Melbourne is the capital city of the state of Victoria, which is Australia’s second biggest state. Melbourne occupies most of the coastline of Port Phillip Bay. It spreads into the hinterlands towards the Dandenong and Macedon ranges, Mornington Peninsula and Yarra Valley. The wider Melbourne area has a population of around 5 million people. Melbourne wheelchair access if of a high standard, with the city being home to many accessible attractions. The city is home to many of Australia’s best-known cultural institutions, including in the the Melbourne Cricket Ground, the National Gallery of Victoria and the World Heritage-listed Royal Exhibition Building. It is also the birthplace of Australian impressionism, Australian rules football, the Australian film and television industries and Australian contemporary dance. More recently, it has been recognised as a UNESCO City of Literature and a global centre for street art, live music and theatre. Melbourne wheelchair access is first class by world standards with disability access promoted.
Today Melbourne is known for its coffee and laneway cafes. These cobbled laneways can be found from intersections, underpasses and gaps between buildings. Al fresco eateries, one-off shops and cosy little bars all nestle side-by-side in laneways threading throughout the city.
Melbourne Laneways are often the place to find colourful murals and tasty coffee.
We particularly enjoyed the murals in the ‘grunge chic’ Hosier Lane. Located off Flinders Street this laneway has a gallery of evolving street art that’s earned it a place in the guidebooks. If you’re looking to take some ace pics, arrive early so that you don’t need to wait and can take some awesome pictures. The cobblestones are a nuisance, but just go slowly and you should be fine.
Australian Centre of The Moving Image
The Australian Centre for the Moving Image (ACMI) is a world first, state-of-the-art facility for exhibiting, promoting and preserving Victorian, Australian and international screen content,
including film, television, games, video and digital media. ACMI is a museum, a library, an arts centre, a gallery, an education centre and a studio. Located at Federation Square, ACMI has excellent disability access.
There was an amazing large and diverse range of historical and contemporary cinema everything from a replica of Mad Max’s car to Dame Edna Everage. It was a joy to re-live important moments from Australian history in TV and cinema, with material from everything from documentaries to television dramas. We thoroughly enjoyed ACMI. The wheelchair access was excellent and the staff helpful.
The Queen Victoria Market
The Queen Victoria Market has good access and it is well worth spending half a day there.

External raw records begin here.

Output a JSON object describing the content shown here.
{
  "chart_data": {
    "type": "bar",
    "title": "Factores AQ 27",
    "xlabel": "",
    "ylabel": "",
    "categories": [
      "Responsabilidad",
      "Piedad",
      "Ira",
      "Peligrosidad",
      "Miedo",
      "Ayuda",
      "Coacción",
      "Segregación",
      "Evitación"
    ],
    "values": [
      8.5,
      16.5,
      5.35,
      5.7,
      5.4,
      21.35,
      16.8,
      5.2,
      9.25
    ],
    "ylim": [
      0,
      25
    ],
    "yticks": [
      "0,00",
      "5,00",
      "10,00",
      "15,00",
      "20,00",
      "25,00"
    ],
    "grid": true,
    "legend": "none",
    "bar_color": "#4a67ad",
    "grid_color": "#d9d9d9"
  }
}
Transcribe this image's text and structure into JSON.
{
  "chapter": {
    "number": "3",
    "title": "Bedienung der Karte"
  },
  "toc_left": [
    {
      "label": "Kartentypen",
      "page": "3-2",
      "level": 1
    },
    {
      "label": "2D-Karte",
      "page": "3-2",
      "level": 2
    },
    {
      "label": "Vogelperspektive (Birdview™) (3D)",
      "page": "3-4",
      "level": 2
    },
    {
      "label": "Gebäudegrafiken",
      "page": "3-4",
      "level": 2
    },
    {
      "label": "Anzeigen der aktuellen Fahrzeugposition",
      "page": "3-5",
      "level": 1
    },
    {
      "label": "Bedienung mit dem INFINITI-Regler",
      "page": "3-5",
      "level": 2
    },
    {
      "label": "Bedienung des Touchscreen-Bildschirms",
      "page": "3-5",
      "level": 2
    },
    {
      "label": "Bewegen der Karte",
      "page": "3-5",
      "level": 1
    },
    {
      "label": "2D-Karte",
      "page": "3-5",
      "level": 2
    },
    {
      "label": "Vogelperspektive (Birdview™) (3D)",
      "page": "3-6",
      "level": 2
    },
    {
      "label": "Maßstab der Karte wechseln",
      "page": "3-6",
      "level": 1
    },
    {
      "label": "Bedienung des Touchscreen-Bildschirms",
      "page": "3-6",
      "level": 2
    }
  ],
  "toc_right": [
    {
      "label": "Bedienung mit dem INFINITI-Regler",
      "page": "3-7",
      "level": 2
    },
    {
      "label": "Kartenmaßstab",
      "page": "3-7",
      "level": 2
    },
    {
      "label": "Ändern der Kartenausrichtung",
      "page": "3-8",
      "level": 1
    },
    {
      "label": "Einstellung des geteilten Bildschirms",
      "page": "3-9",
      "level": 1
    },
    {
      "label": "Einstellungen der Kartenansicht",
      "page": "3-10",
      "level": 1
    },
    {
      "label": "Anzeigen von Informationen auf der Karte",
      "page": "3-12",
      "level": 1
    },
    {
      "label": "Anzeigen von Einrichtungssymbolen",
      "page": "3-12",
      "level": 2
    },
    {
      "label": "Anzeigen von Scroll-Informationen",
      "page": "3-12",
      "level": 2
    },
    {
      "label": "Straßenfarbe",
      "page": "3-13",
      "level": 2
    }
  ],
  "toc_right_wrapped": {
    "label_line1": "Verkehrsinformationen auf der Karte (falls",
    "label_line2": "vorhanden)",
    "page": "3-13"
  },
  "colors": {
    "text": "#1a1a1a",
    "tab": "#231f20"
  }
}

Also known affectionately as ‘Vic Market’ or ‘Queen Vic’, the Queen Victoria Market has been the heart and soul of Melbourne for more than a century.
This historic landmark spread over two city blocks, it’s a vibrant and bustling inner-city Market where you can shop for everything from Australian fruit and vegetables, and local and imported gourmet foods, to cosmetics, clothing and souvenirs.
Their Night Market runs seasonally over Summer and Winter, Wednesdays from 5pm.
Must see attractions
The Eureka Skydeck is a great introduction to Melbourne. Located in Southbank, the Skydeck allows you to get a magnificent view of the city so you can get a sense of where things are.
The National Gallery and the Melbourne Museum are simply ‘must see’ attractions you should not miss out of while you are in Melbourne.
Other attractions to visit include Southbank, Melbourne Zoo, Melbourne Aquarium, St Paul’s Cathedral, Fitzroy Gardens, The Docklands and the Melbourne Star Observation Wheel.
Attractions and Opportunities
Melbourne wheelchair access starts at the airport. The airport has excellent disabled access around the airport, including within the terminals, as well as in the car parks and pick up/drop off zones. They have a comprehensive guide to disabled access at Melbourne Airport inm their download our Disabled Access Facilitation Plan but most the information you will need is available on this page of their website.
Melbourne is the only city in Australia which retains a network of trams. There are more than 400 accessible stops across the whole tram network to complement low floor trams. Trams share road space on most Melbourne thoroughfares. Services run regularly from 5.00am to midnight Monday to Thursday, and to around 1.30am Friday and Saturday nights. On Sunday, trams run 7.00am to 11.00pm. Many tram services link to bus and train routes. Plan your trip with Public Transport Victoria’s journey planner
There are wheelchair access busses, but if you are visiting the city area, we recommend using the trams. They have access and will get you around the city free of charge.